Reinforcement learning is an approach for teaching useful actions to software agents so as to maximize a cumulative reward. Famous early uses included maze solving and learning to play checkers, tic-tac-toe, and backgammon.

1951

REINFORCEMENT LEARNING

Reinforcement learning is reminiscent of a simple behavior observed in cats seeking rewards. In the early 1900s, the psychologist Edward Thorndike (1874–1949) placed cats inside boxes from which they could escape only by stepping on a switch. After some wandering, the cats would eventually step on the switch by chance, and the door would open, and the cat would be rewarded, for example, with food. After the cats learned to associate this behavior with the reward, they escaped with increasing speed, up to, eventually, a maximum rate of escape.

In 1951, cognitive scientist Marvin Minsky (1927–2016) and his student Dean Edmunds built SNARC (Stochastic Neural Analog Reinforcement Calculator), a neural network machine consisting of 3,000 vacuum tubes to simulate 40 connected neurons. Minsky used the machine to study a scenario involving a simulated rat navigating a maze. When, by chance, the rat made a sequence of useful moves and escaped from a maze, the connections corresponding to these moves were strengthened, thus reinforcing the desired behavior, facilitating learning. Other famous early examples of reinforcement learning devices include systems for playing checkers (1959), tic-tac-toe (1960), and backgammon (1992).

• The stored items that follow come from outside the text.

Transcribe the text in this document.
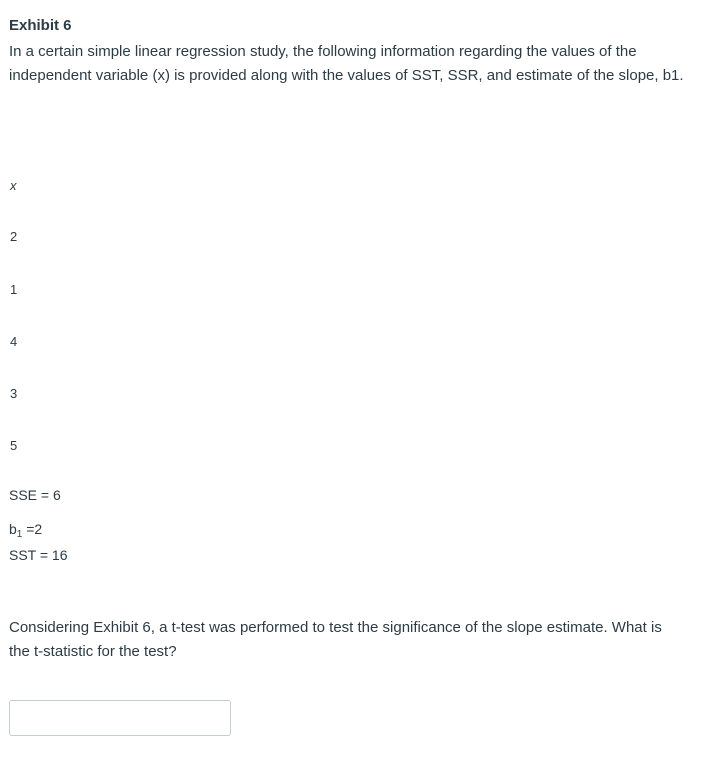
Exhibit 6
In a certain simple linear regression study, the following information regarding the values of the
independent variable (x) is provided along with the values of SST, SSR, and estimate of the slope, b1.
x
2
1
4
3
5
SSE = 6
$b_1 =2$
SST = 16
Considering Exhibit 6, a t-test was performed to test the significance of the slope estimate. What is
the t-statistic for the test?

As implied by these examples, in its simplest definition, reinforcement learning (RL) is an area of machine learning that involves traversing a collection of states to receive a reward or to maximize a cumulative reward. The “learner” discovers which actions yield the highest reward by repeatedly testing actions. Today, RL is often combined with deep learning, which involves a large simulated neural network, often to recognize patterns in data. With RL, a system or machine can learn without explicit instructions; thus, machines like self-driving cars, industrial robots, and drones can develop and improve skills through trial and error and experience. One practical challenge of broadly applying RL is that it requires a large amount of data and practice simulations.